The Privy Council - and the world - sees the range of 'independent' institutions we have to fight every crime in society and ensure that justice prevails: An Independent Commission Against Corruption whose head is appointed by the president of the Republic, who himself is nominated by Parliament, after consultation with the prime minister and the leader of the opposition; a police commissioner with full powers who does not take orders from anyone. A Parliament elected 'democratically' and presided over by a speaker who is so independent that he does not belong to any political party and does not stand for elections to avoid any bias. Parliamentarians free to ask questions and insist on accountability with backbenchers enjoying the right to put their own leader on the spot when their duty to protect their constituents calls for it. An Integrity Reporting Service Agency headed by two highflying expats brought all the way from the UK to enhance the fight on ill-gotten wealth. We even have a Mauritius Standards Bureau to make sure everything we buy is of high standards. Our constitution guarantees the freedom of expression. We have a Special Striking Team to give the drug mafia sleepless night. We have an Electoral Supervisory Commission to make sure our elections are free, fair and credible.

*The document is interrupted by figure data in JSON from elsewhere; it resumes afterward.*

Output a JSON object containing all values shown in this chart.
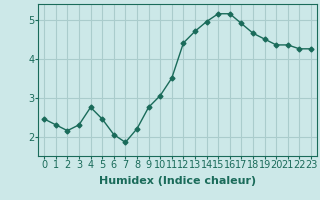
{
  "x": [
    0,
    1,
    2,
    3,
    4,
    5,
    6,
    7,
    8,
    9,
    10,
    11,
    12,
    13,
    14,
    15,
    16,
    17,
    18,
    19,
    20,
    21,
    22,
    23
  ],
  "y": [
    2.45,
    2.3,
    2.15,
    2.3,
    2.75,
    2.45,
    2.05,
    1.85,
    2.2,
    2.75,
    3.05,
    3.5,
    4.4,
    4.7,
    4.95,
    5.15,
    5.15,
    4.9,
    4.65,
    4.5,
    4.35,
    4.35,
    4.25,
    4.25
  ],
  "line_color": "#1a6b5a",
  "marker": "D",
  "marker_size": 2.5,
  "bg_color": "#cce8e8",
  "grid_color": "#aacccc",
  "xlabel": "Humidex (Indice chaleur)",
  "ylim": [
    1.5,
    5.4
  ],
  "yticks": [
    2,
    3,
    4,
    5
  ],
  "xticks": [
    0,
    1,
    2,
    3,
    4,
    5,
    6,
    7,
    8,
    9,
    10,
    11,
    12,
    13,
    14,
    15,
    16,
    17,
    18,
    19,
    20,
    21,
    22,
    23
  ],
  "xlabel_fontsize": 8,
  "tick_fontsize": 7,
  "text_color": "#1a6b5a"
}
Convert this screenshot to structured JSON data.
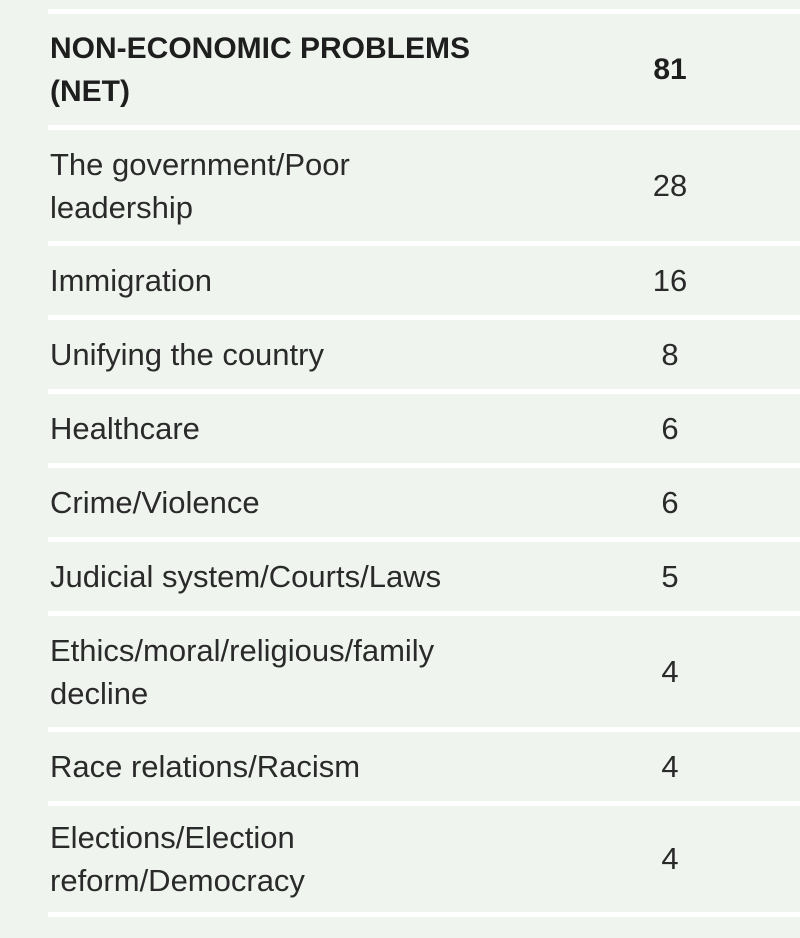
{
  "table": {
    "rows": [
      {
        "label": "NON-ECONOMIC PROBLEMS (NET)",
        "value": "81",
        "bold": true
      },
      {
        "label": "The government/Poor leadership",
        "value": "28"
      },
      {
        "label": "Immigration",
        "value": "16"
      },
      {
        "label": "Unifying the country",
        "value": "8"
      },
      {
        "label": "Healthcare",
        "value": "6"
      },
      {
        "label": "Crime/Violence",
        "value": "6"
      },
      {
        "label": "Judicial system/Courts/Laws",
        "value": "5"
      },
      {
        "label": "Ethics/moral/religious/family decline",
        "value": "4"
      },
      {
        "label": "Race relations/Racism",
        "value": "4"
      },
      {
        "label": "Elections/Election reform/Democracy",
        "value": "4"
      }
    ]
  }
}
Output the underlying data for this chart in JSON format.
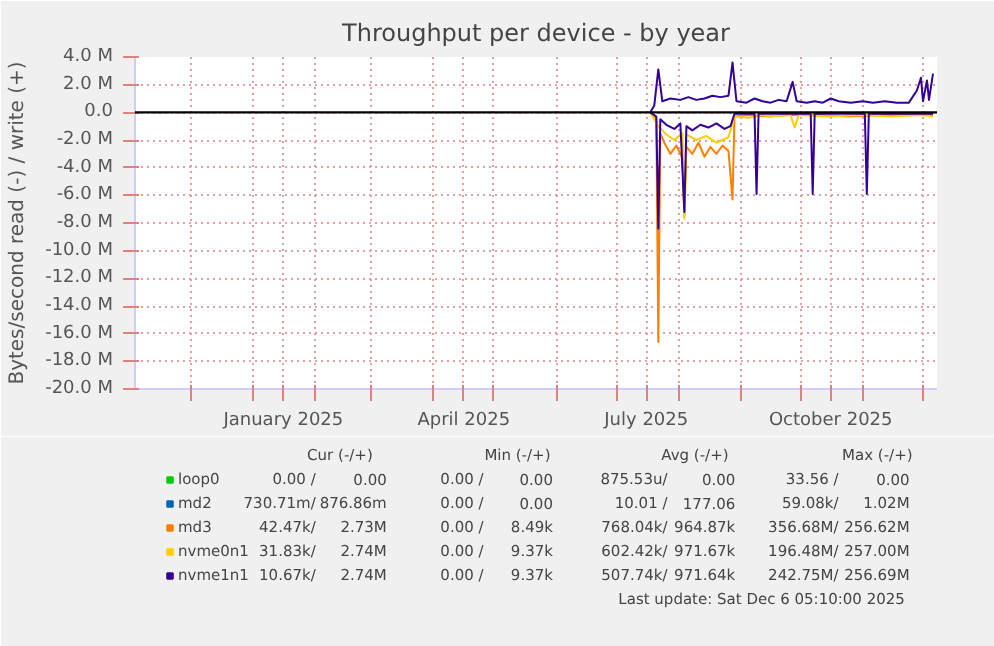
{
  "chart_data": {
    "type": "line",
    "title": "Throughput per device - by year",
    "ylabel": "Bytes/second read (-) / write (+)",
    "xlim": [
      "2024-11-03",
      "2025-12-08"
    ],
    "ylim": [
      -20000000,
      4000000
    ],
    "xticks": [
      {
        "value": "2024-12-01",
        "label": null
      },
      {
        "value": "2025-01-01",
        "label": null
      },
      {
        "value": "2025-01-16",
        "label": "January 2025"
      },
      {
        "value": "2025-02-01",
        "label": null
      },
      {
        "value": "2025-03-01",
        "label": null
      },
      {
        "value": "2025-04-01",
        "label": null
      },
      {
        "value": "2025-04-16",
        "label": "April 2025"
      },
      {
        "value": "2025-05-01",
        "label": null
      },
      {
        "value": "2025-06-01",
        "label": null
      },
      {
        "value": "2025-07-01",
        "label": null
      },
      {
        "value": "2025-07-16",
        "label": "July 2025"
      },
      {
        "value": "2025-08-01",
        "label": null
      },
      {
        "value": "2025-09-01",
        "label": null
      },
      {
        "value": "2025-10-01",
        "label": null
      },
      {
        "value": "2025-10-16",
        "label": "October 2025"
      },
      {
        "value": "2025-11-01",
        "label": null
      },
      {
        "value": "2025-12-01",
        "label": null
      }
    ],
    "yticks": [
      {
        "value": 4000000,
        "label": "4.0 M"
      },
      {
        "value": 2000000,
        "label": "2.0 M"
      },
      {
        "value": 0,
        "label": "0.0"
      },
      {
        "value": -2000000,
        "label": "-2.0 M"
      },
      {
        "value": -4000000,
        "label": "-4.0 M"
      },
      {
        "value": -6000000,
        "label": "-6.0 M"
      },
      {
        "value": -8000000,
        "label": "-8.0 M"
      },
      {
        "value": -10000000,
        "label": "-10.0 M"
      },
      {
        "value": -12000000,
        "label": "-12.0 M"
      },
      {
        "value": -14000000,
        "label": "-14.0 M"
      },
      {
        "value": -16000000,
        "label": "-16.0 M"
      },
      {
        "value": -18000000,
        "label": "-18.0 M"
      },
      {
        "value": -20000000,
        "label": "-20.0 M"
      }
    ],
    "grid": true,
    "legend": "bottom",
    "line_style": "solid",
    "ref_lines": [
      {
        "axis": "y",
        "value": 0,
        "label": null,
        "color": "#000000"
      }
    ],
    "series": [
      {
        "name": "loop0",
        "color": "#00cc00"
      },
      {
        "name": "md2",
        "color": "#0066b3"
      },
      {
        "name": "md3",
        "color": "#ff8000",
        "x": [
          "2025-07-18",
          "2025-07-21",
          "2025-07-22",
          "2025-07-23",
          "2025-07-25",
          "2025-07-28",
          "2025-07-31",
          "2025-08-03",
          "2025-08-04",
          "2025-08-05",
          "2025-08-08",
          "2025-08-11",
          "2025-08-14",
          "2025-08-17",
          "2025-08-20",
          "2025-08-23",
          "2025-08-26",
          "2025-08-28",
          "2025-08-29",
          "2025-09-05",
          "2025-09-15",
          "2025-09-25",
          "2025-10-10",
          "2025-10-25",
          "2025-11-10",
          "2025-11-25",
          "2025-12-06"
        ],
        "values": [
          0,
          -500000,
          -16600000,
          -1500000,
          -2200000,
          -3000000,
          -2400000,
          -3300000,
          -7500000,
          -2500000,
          -3000000,
          -2200000,
          -3200000,
          -2500000,
          -3000000,
          -2400000,
          -2800000,
          -6300000,
          -300000,
          -200000,
          -300000,
          -200000,
          -200000,
          -300000,
          -200000,
          -200000,
          -200000
        ]
      },
      {
        "name": "nvme0n1",
        "color": "#ffcc00",
        "x": [
          "2025-07-18",
          "2025-07-22",
          "2025-07-26",
          "2025-07-30",
          "2025-08-03",
          "2025-08-04",
          "2025-08-05",
          "2025-08-10",
          "2025-08-15",
          "2025-08-20",
          "2025-08-26",
          "2025-08-29",
          "2025-09-05",
          "2025-09-12",
          "2025-09-15",
          "2025-09-26",
          "2025-09-28",
          "2025-09-30",
          "2025-10-15",
          "2025-10-30",
          "2025-11-15",
          "2025-11-30",
          "2025-12-06"
        ],
        "values": [
          0,
          -1000000,
          -1600000,
          -2000000,
          -1500000,
          -7700000,
          -1600000,
          -2000000,
          -1700000,
          -2200000,
          -1800000,
          -300000,
          -400000,
          -200000,
          -300000,
          -200000,
          -1100000,
          -200000,
          -300000,
          -200000,
          -300000,
          -200000,
          -300000
        ]
      },
      {
        "name": "nvme1n1",
        "color": "#330099",
        "x": [
          "2025-07-18",
          "2025-07-21",
          "2025-07-22",
          "2025-07-23",
          "2025-07-26",
          "2025-07-30",
          "2025-08-02",
          "2025-08-04",
          "2025-08-05",
          "2025-08-08",
          "2025-08-12",
          "2025-08-16",
          "2025-08-20",
          "2025-08-24",
          "2025-08-27",
          "2025-08-29",
          "2025-09-08",
          "2025-09-09",
          "2025-09-10",
          "2025-09-20",
          "2025-10-06",
          "2025-10-07",
          "2025-10-08",
          "2025-10-20",
          "2025-11-02",
          "2025-11-03",
          "2025-11-04",
          "2025-11-20",
          "2025-12-06"
        ],
        "values": [
          0,
          -300000,
          -8400000,
          -500000,
          -900000,
          -1200000,
          -800000,
          -7200000,
          -1000000,
          -1300000,
          -900000,
          -1100000,
          -800000,
          -1200000,
          -1000000,
          -100000,
          -100000,
          -5900000,
          -100000,
          -100000,
          -100000,
          -5900000,
          -100000,
          -100000,
          -100000,
          -5900000,
          -100000,
          -100000,
          -100000
        ]
      },
      {
        "color": "#330099",
        "x": [
          "2025-07-18",
          "2025-07-20",
          "2025-07-22",
          "2025-07-24",
          "2025-07-28",
          "2025-08-02",
          "2025-08-06",
          "2025-08-10",
          "2025-08-14",
          "2025-08-18",
          "2025-08-22",
          "2025-08-26",
          "2025-08-28",
          "2025-08-30",
          "2025-09-04",
          "2025-09-08",
          "2025-09-12",
          "2025-09-16",
          "2025-09-20",
          "2025-09-24",
          "2025-09-27",
          "2025-09-29",
          "2025-10-04",
          "2025-10-08",
          "2025-10-12",
          "2025-10-16",
          "2025-10-20",
          "2025-10-26",
          "2025-11-01",
          "2025-11-06",
          "2025-11-12",
          "2025-11-18",
          "2025-11-24",
          "2025-11-28",
          "2025-11-30",
          "2025-12-01",
          "2025-12-03",
          "2025-12-04",
          "2025-12-06"
        ],
        "values": [
          0,
          500000,
          3100000,
          800000,
          1000000,
          900000,
          1100000,
          900000,
          1000000,
          1200000,
          1100000,
          1200000,
          3600000,
          800000,
          700000,
          1000000,
          800000,
          700000,
          900000,
          800000,
          2200000,
          800000,
          700000,
          800000,
          700000,
          1000000,
          800000,
          700000,
          800000,
          700000,
          800000,
          700000,
          700000,
          1600000,
          2500000,
          800000,
          2300000,
          900000,
          2800000
        ]
      }
    ],
    "annotations": [
      "Cur (-/+)",
      "Min (-/+)",
      "Avg (-/+)",
      "Max (-/+)",
      "0.00 /",
      "0.00",
      "0.00 /",
      "0.00",
      "875.53u/",
      "0.00",
      "33.56 /",
      "0.00",
      "730.71m/",
      "876.86m",
      "0.00 /",
      "0.00",
      "10.01 /",
      "177.06",
      "59.08k/",
      "1.02M",
      "42.47k/",
      "2.73M",
      "0.00 /",
      "8.49k",
      "768.04k/",
      "964.87k",
      "356.68M/",
      "256.62M",
      "31.83k/",
      "2.74M",
      "0.00 /",
      "9.37k",
      "602.42k/",
      "971.67k",
      "196.48M/",
      "257.00M",
      "10.67k/",
      "2.74M",
      "0.00 /",
      "9.37k",
      "507.74k/",
      "971.64k",
      "242.75M/",
      "256.69M",
      "Last update: Sat Dec  6 05:10:00 2025"
    ]
  }
}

Who will explain to the Privy Council that the above institutions too often take their marching orders directly from the MSM kitchen; that they all have one common mission: target political opponents and protect their own people no matter what. That they are all teeming with partisan people who are there to ensure that 'their' government stays in power forever. That government MPs specialise in asking questions written for them with two aims: waxing lyrical about their leader and criticising the opposition. That the speaker is so shamelessly biased that there is no need to waste time talking about him. That a law had to be tweaked and a whole board sacked to allow their unqualified candidate to be appointed at the head of the MSB. That Air Mauritius Cabin Crew Association President Yogita Baboo was sacked by her employer for expressing her opinion on a private radio. Heck, who will be able to explain to them the Katori episode in Plaine Verte which was grossly and effectively manipulated at the eleventh hour by the MSM and its MBC chatwas? Who will explain the word "chatwa" itself?

No, I am not saying we should do away with the Privy Council. Far from it. What I am saying is that there is a big difference between the law and justice.